PUBLICIDADE
Topo

Coronavírus

Conteúdo publicado há
1 mês

Ômicron: sem registro vacinal no Brasil, casal tomou Janssen na África

Leonardo Martins e Mariana Durães

Do UOL, em São Paulo

30/11/2021 20h12Atualizada em 01/12/2021 09h45

As duas primeiras pessoas identificadas com uma infecção pela variante ômicron do coronavírus não têm registros de vacinas contra a doença no Brasil, mas tomaram o imunizante de dose única da Janssen na África do Sul. A informação foi confirmada pela secretaria municipal de Saúde de São Paulo.

A secretaria estadual de Saúde e o Ministério da Saúde informaram que não há registro dos dois na plataforma VaciVida. Ao UOL, o secretário de Saúde de São Paulo, Jean Gorinchteyn, antecipou que a conclusão era de uma análise preliminar.

Nós não temos essa informação [sobre terem sido vacinados ou não] diretamente deles. Nos canais locais do governo brasileiro e do estado, não constam como vacinados.
Secretário Gorinchteyn diz que não há registro vacinal no Brasil de casal infectado com ômicron

Segundo informações das secretárias municipal e estadual de Saúde, o homem de 41 anos e a mulher de 37 tiveram sintomas leves. Com o resultado positivo, eles foram orientados a ficar em isolamento domiciliar.

"Ambos estão sob monitoramento das Vigilâncias estadual e municipal de São Paulo, juntamente com seus respectivos familiares", diz a nota da Saúde de SP.

Os dois vieram da África do Sul e desembarcaram no aeroporto internacional de Guarulhos no dia 23 de novembro.

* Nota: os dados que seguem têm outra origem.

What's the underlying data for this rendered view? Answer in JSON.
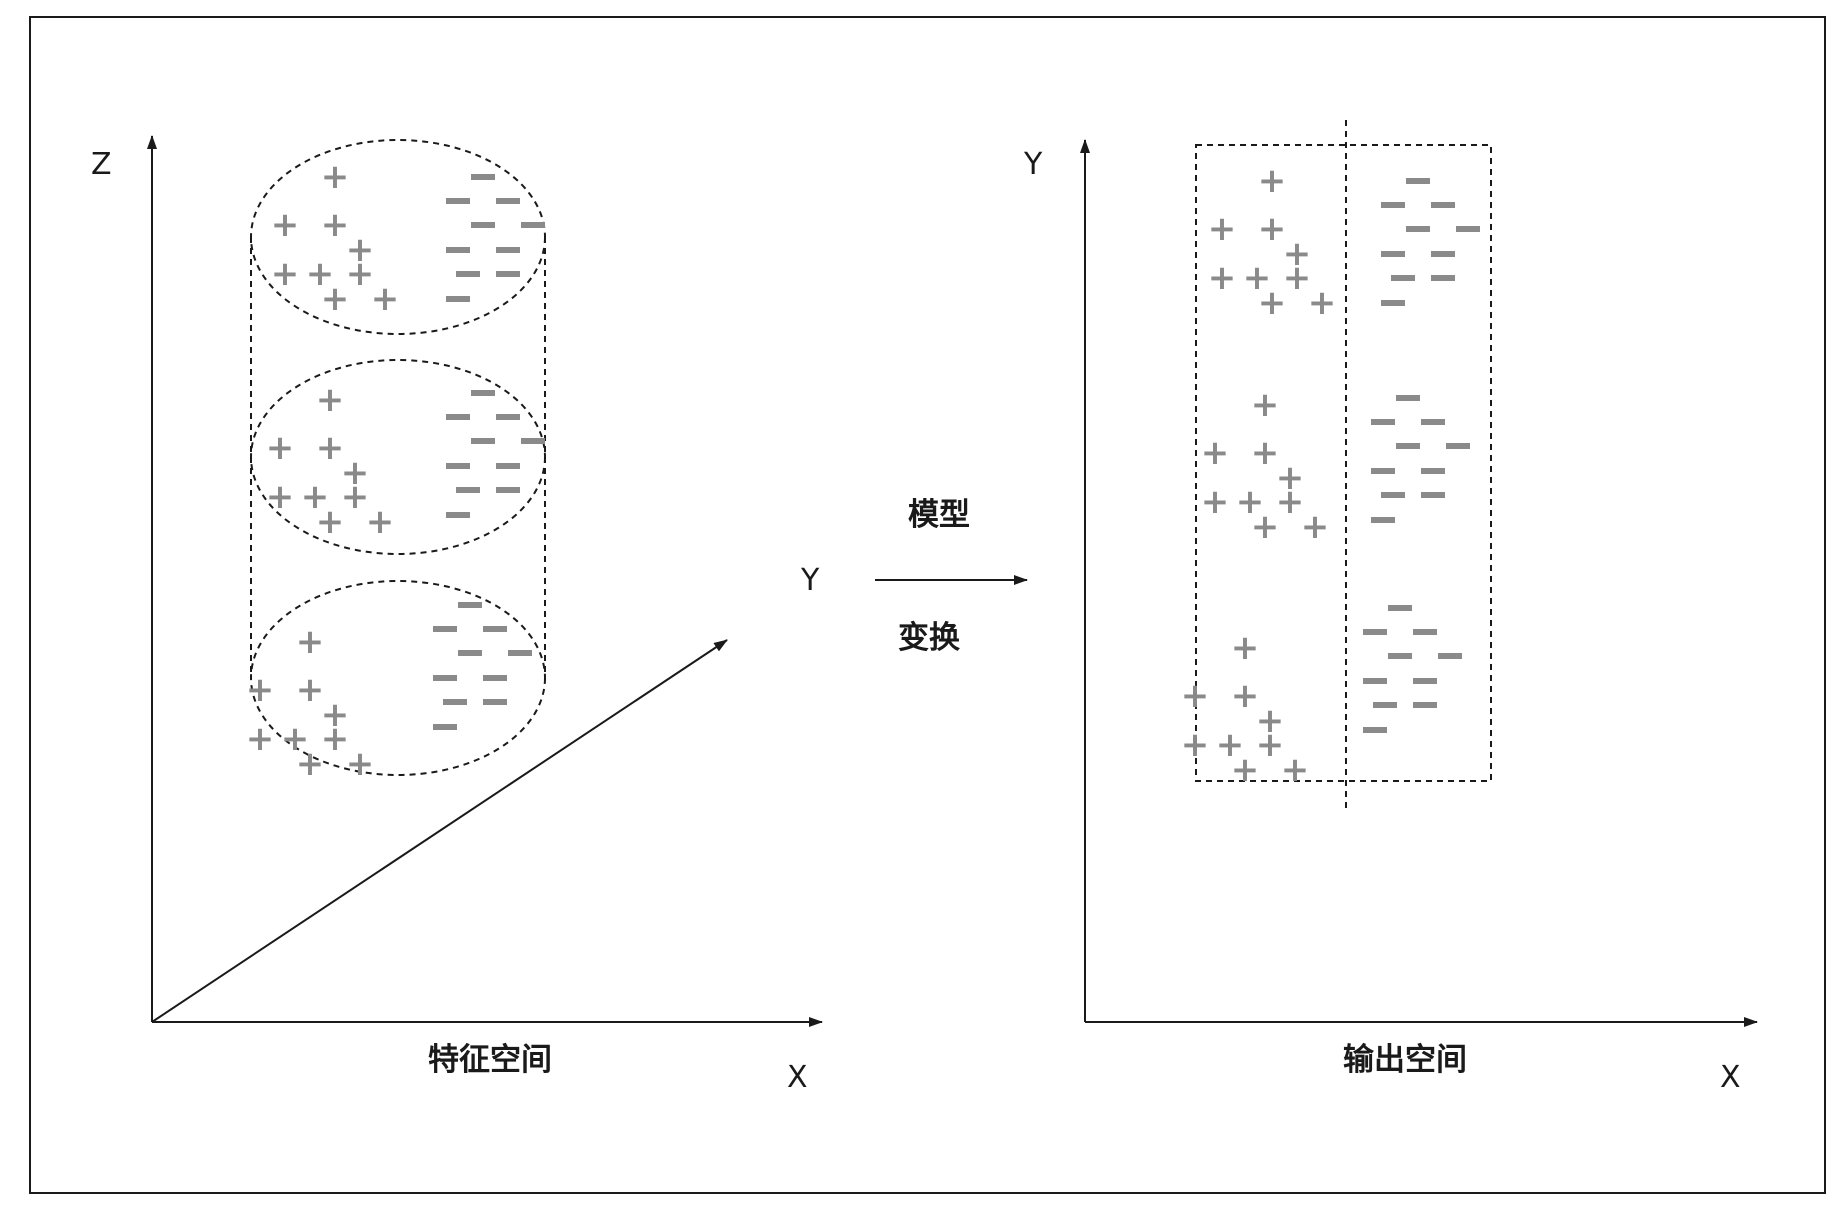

Dois dias depois, em 25 de novembro, eles fizeram um teste no laboratório do aeroporto para voltar ao país africano e receberam o resultado positivo.

A Anvisa (Agência Nacional de Vigilância Sanitária) ressaltou que os dois chegaram ao Brasil "antes da notificação mundial sobre a identificação da nova variante". O que aconteceu no dia 24 de novembro, a partir de informe da OMS (Organização Mundial da Saúde).

Além do Brasil, a ômicron já foi detectada em pelo menos 12 países e foi considerada pela OMS como "variante de preocupação". Ainda não se sabe se ela é mais transmissível ou mais letal que as demais mutações do novo coronavírus.